Reader use of Wikipedia and Commons categories

classic Classic list List threaded Threaded
6 messages Options
Reply | Threaded
Open this post in threaded view
|

Reader use of Wikipedia and Commons categories

Pine W
Hi Research-l,

My impression is that volunteers on Commons and ENWP spend a lot of time on categorization. I have seen references to analyses of how categorization is done,  but I can't recall seeing an analysis of how much use readers make of categories on Commons and ENWP. My guess is that readers often use categories on Commons for media searches, but that ENWP categories are rarely used by readers, although maybe WMF Discovery uses categories to inform search results. Is there data that shows how extensively readers on ENWP and Commons use categories?

Thanks,Pine
( https://meta.wikimedia.org/wiki/User:Pine )
_______________________________________________
Wiki-research-l mailing list
[hidden email]
https://lists.wikimedia.org/mailman/listinfo/wiki-research-l
Reply | Threaded
Open this post in threaded view
|

Re: Reader use of Wikipedia and Commons categories

Leila Zia
Hi Pine,

On Wed, May 23, 2018 at 9:46 PM, Pine W <[hidden email]> wrote:
> Hi Research-l,
>
> My impression is that volunteers on Commons and ENWP spend a lot of time on categorization. I have seen references to analyses of how categorization is done,  but I can't recall seeing an analysis of how much use readers make of categories on Commons and ENWP. My guess is that readers often use categories on Commons for media searches, but that ENWP categories are rarely used by readers, although maybe WMF Discovery uses categories to inform search results. Is there data that shows how extensively readers on ENWP and Commons use categories?

I don't know of recent (or old) studies on this topic, but there are
at least a few other things we know that can help you think about
whether it's useful to work on the category network in different
projects.

Categories are used by (at least) three different groups:
* Editors
* Readers
* Machines

We don't know all the use-cases that categories have for these groups.
It seems that generally editors use them to organize their work and
make the article space more navigable, readers use them to explore
content (in a more serendipitous way), and machines use them
extensively for a variety of applications. [We do miss published work
about what I just said, btw, and I really hope us or someone else
writes more about it in the coming year or two.:)]

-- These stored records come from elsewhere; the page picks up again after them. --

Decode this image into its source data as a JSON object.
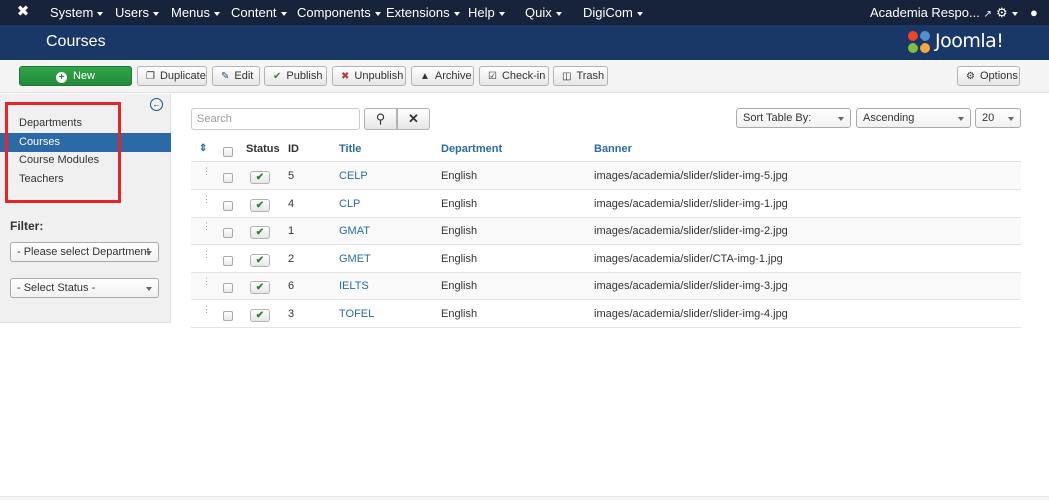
{
  "navbar": {
    "logo_icon": "joomla-icon",
    "menus": [
      "System",
      "Users",
      "Menus",
      "Content",
      "Components",
      "Extensions",
      "Help",
      "Quix",
      "DigiCom"
    ],
    "site_name": "Academia Respo...",
    "external_icon": "external-link-icon",
    "settings_icon": "gear-icon",
    "user_icon": "user-icon"
  },
  "header": {
    "title": "Courses",
    "brand": "Joomla!"
  },
  "toolbar": {
    "new": "New",
    "duplicate": "Duplicate",
    "edit": "Edit",
    "publish": "Publish",
    "unpublish": "Unpublish",
    "archive": "Archive",
    "checkin": "Check-in",
    "trash": "Trash",
    "options": "Options"
  },
  "sidebar": {
    "items": [
      {
        "label": "Departments",
        "active": false
      },
      {
        "label": "Courses",
        "active": true
      },
      {
        "label": "Course Modules",
        "active": false
      },
      {
        "label": "Teachers",
        "active": false
      }
    ],
    "filter_label": "Filter:",
    "department_select": "- Please select Department",
    "status_select": "- Select Status -"
  },
  "search": {
    "placeholder": "Search"
  },
  "list_controls": {
    "sort_by": "Sort Table By:",
    "direction": "Ascending",
    "limit": "20"
  },
  "table": {
    "headers": {
      "status": "Status",
      "id": "ID",
      "title": "Title",
      "department": "Department",
      "banner": "Banner"
    },
    "rows": [
      {
        "id": "5",
        "title": "CELP",
        "department": "English",
        "banner": "images/academia/slider/slider-img-5.jpg"
      },
      {
        "id": "4",
        "title": "CLP",
        "department": "English",
        "banner": "images/academia/slider/slider-img-1.jpg"
      },
      {
        "id": "1",
        "title": "GMAT",
        "department": "English",
        "banner": "images/academia/slider/slider-img-2.jpg"
      },
      {
        "id": "2",
        "title": "GMET",
        "department": "English",
        "banner": "images/academia/slider/CTA-img-1.jpg"
      },
      {
        "id": "6",
        "title": "IELTS",
        "department": "English",
        "banner": "images/academia/slider/slider-img-3.jpg"
      },
      {
        "id": "3",
        "title": "TOFEL",
        "department": "English",
        "banner": "images/academia/slider/slider-img-4.jpg"
      }
    ]
  },
  "colors": {
    "navbar": "#17233a",
    "header": "#1a3867",
    "accent": "#2b6aa6",
    "new_button": "#2fa54a",
    "highlight": "#e4262b"
  }
}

While we're trying to figure out what the exact answer for the two
first groups are, it's helpful to think about the last group:

Wikipedia category network, with its known caveats, has been used
extensively by researchers to build new insights and technologies. A
lot of research on alignment of text across languages (which is in
turn used in building dictionaries and automatic translation tools)
takes advantage of this (for the most part) human curated
categorization of articles. It's an important side-product of building
the encyclopedia (and other projects). I'll give you a couple of
examples (non-comprehensive), feel free to dig in the literature
review of these papers for more:

* The usage of Wikipedia category network for telling apart classes
from instances: https://dl.acm.org/authorize.cfm?key=N655914 (a
necessary step in knowledge base creation)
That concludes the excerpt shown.